7. A quality sorting system for automotive stamped parts incorporating optical detection, characterized in that, include: The synchronous triggering unit generates synchronous triggering commands for the camera and the structured light projector based on photoelectric triggering signals and encoder speed signals; The imaging unit includes a high-speed linear array camera and a multi-frequency structured light projector, used to acquire two-dimensional images and three-dimensional topographic data of the workpiece surface; The defect identification and quality assessment unit is used to detect and classify defects in the fused multimodal data through a deep convolutional neural network and output a quality level. A six-degree-of-freedom pose calculation unit calculates the complete pose parameters of a workpiece in space based on three-dimensional point cloud data; The predictive instruction generation module is used to calculate the target spatiotemporal parameters of the sorting action by combining pose parameters, transmission speed and actuator dynamics. The dynamic sorting execution unit includes a multi-degree-of-freedom pneumatic push rod array and its servo controller, which is used to perform sorting actions with specified parameters at a specified time; A hard real-time communication bus connects the predictive instruction generation module and the dynamic sorting execution unit, with a communication cycle of no more than 1 millisecond.

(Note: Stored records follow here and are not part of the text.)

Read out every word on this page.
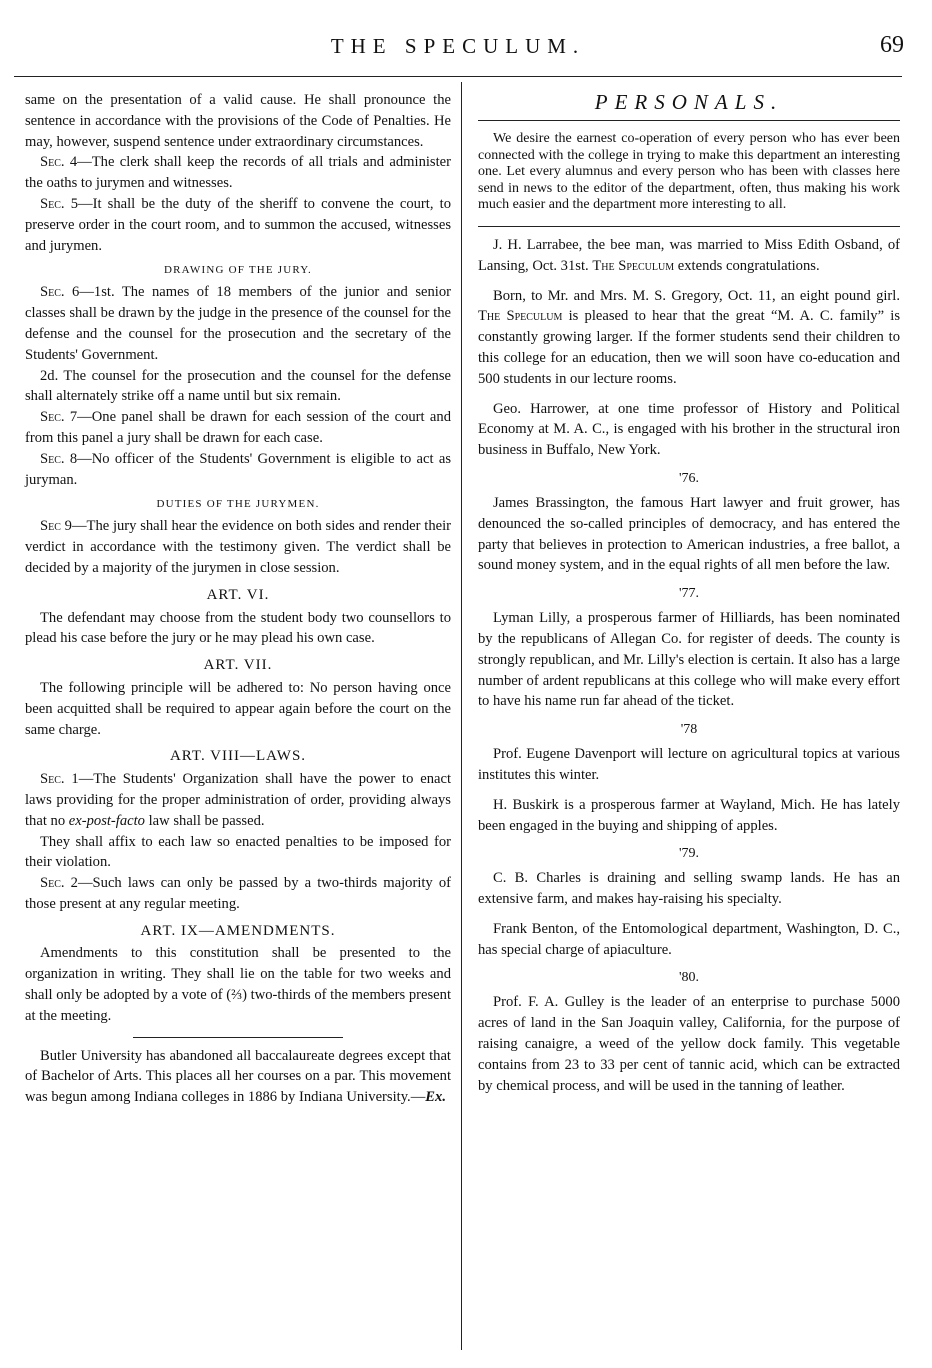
THE SPECULUM.	69

same on the presentation of a valid cause. He shall pronounce the sentence in accordance with the provisions of the Code of Penalties. He may, however, suspend sentence under extraordinary circumstances.

Sec. 4—The clerk shall keep the records of all trials and administer the oaths to jurymen and witnesses.

Sec. 5—It shall be the duty of the sheriff to convene the court, to preserve order in the court room, and to summon the accused, witnesses and jurymen.

DRAWING OF THE JURY.

Sec. 6—1st. The names of 18 members of the junior and senior classes shall be drawn by the judge in the presence of the counsel for the defense and the counsel for the prosecution and the secretary of the Students' Government.

2d. The counsel for the prosecution and the counsel for the defense shall alternately strike off a name until but six remain.

Sec. 7—One panel shall be drawn for each session of the court and from this panel a jury shall be drawn for each case.

Sec. 8—No officer of the Students' Government is eligible to act as juryman.

DUTIES OF THE JURYMEN.

Sec 9—The jury shall hear the evidence on both sides and render their verdict in accordance with the testimony given. The verdict shall be decided by a majority of the jurymen in close session.

ART. VI.

The defendant may choose from the student body two counsellors to plead his case before the jury or he may plead his own case.

ART. VII.

The following principle will be adhered to: No person having once been acquitted shall be required to appear again before the court on the same charge.

ART. VIII—LAWS.

Sec. 1—The Students' Organization shall have the power to enact laws providing for the proper administration of order, providing always that no ex-post-facto law shall be passed.

They shall affix to each law so enacted penalties to be imposed for their violation.

Sec. 2—Such laws can only be passed by a two-thirds majority of those present at any regular meeting.

ART. IX—AMENDMENTS.

Amendments to this constitution shall be presented to the organization in writing. They shall lie on the table for two weeks and shall only be adopted by a vote of (⅔) two-thirds of the members present at the meeting.

Butler University has abandoned all baccalaureate degrees except that of Bachelor of Arts. This places all her courses on a par. This movement was begun among Indiana colleges in 1886 by Indiana University.—Ex.

PERSONALS.

We desire the earnest co-operation of every person who has ever been connected with the college in trying to make this department an interesting one. Let every alumnus and every person who has been with classes here send in news to the editor of the department, often, thus making his work much easier and the department more interesting to all.

J. H. Larrabee, the bee man, was married to Miss Edith Osband, of Lansing, Oct. 31st. The Speculum extends congratulations.

Born, to Mr. and Mrs. M. S. Gregory, Oct. 11, an eight pound girl. The Speculum is pleased to hear that the great “M. A. C. family” is constantly growing larger. If the former students send their children to this college for an education, then we will soon have co-education and 500 students in our lecture rooms.

Geo. Harrower, at one time professor of History and Political Economy at M. A. C., is engaged with his brother in the structural iron business in Buffalo, New York.

'76.

James Brassington, the famous Hart lawyer and fruit grower, has denounced the so-called principles of democracy, and has entered the party that believes in protection to American industries, a free ballot, a sound money system, and in the equal rights of all men before the law.

'77.

Lyman Lilly, a prosperous farmer of Hilliards, has been nominated by the republicans of Allegan Co. for register of deeds. The county is strongly republican, and Mr. Lilly's election is certain. It also has a large number of ardent republicans at this college who will make every effort to have his name run far ahead of the ticket.

'78

Prof. Eugene Davenport will lecture on agricultural topics at various institutes this winter.

H. Buskirk is a prosperous farmer at Wayland, Mich. He has lately been engaged in the buying and shipping of apples.

'79.

C. B. Charles is draining and selling swamp lands. He has an extensive farm, and makes hay-raising his specialty.

Frank Benton, of the Entomological department, Washington, D. C., has special charge of apiaculture.

'80.

Prof. F. A. Gulley is the leader of an enterprise to purchase 5000 acres of land in the San Joaquin valley, California, for the purpose of raising canaigre, a weed of the yellow dock family. This vegetable contains from 23 to 33 per cent of tannic acid, which can be extracted by chemical process, and will be used in the tanning of leather.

8. The automotive stamping parts quality sorting system combined with optical detection according to claim 7, characterized in that, The multi-degree-of-freedom push rod array includes three independently controlled pneumatic push rod units arranged along the conveying direction; each pneumatic push rod unit is equipped with a proportional servo valve and a displacement sensor, which can independently control the extension length, the force applied, and the triggering timing.
9. The automotive stamping parts quality sorting system combined with optical detection according to claim 7, characterized in that, The hard real-time communication bus is an EtherCAT bus, the master station cycle is set to 500 microseconds, and it supports distributed clock synchronization. The slave station is the servo controller.
10. The automotive stamping parts quality sorting system incorporating optical detection according to claim 9, characterized in that, The synchronous triggering unit is integrated into the industrial field programmable gate array chip. After receiving the initial trigger signal, its internal logic circuit immediately latches the current encoder count value and, based on the preset imaging distance and transmission speed, outputs a trigger pulse to the high-speed linear array camera and structured light projector at the calculated precise time through a hardware timer. The output trigger pulse jitter is less than 5 microseconds.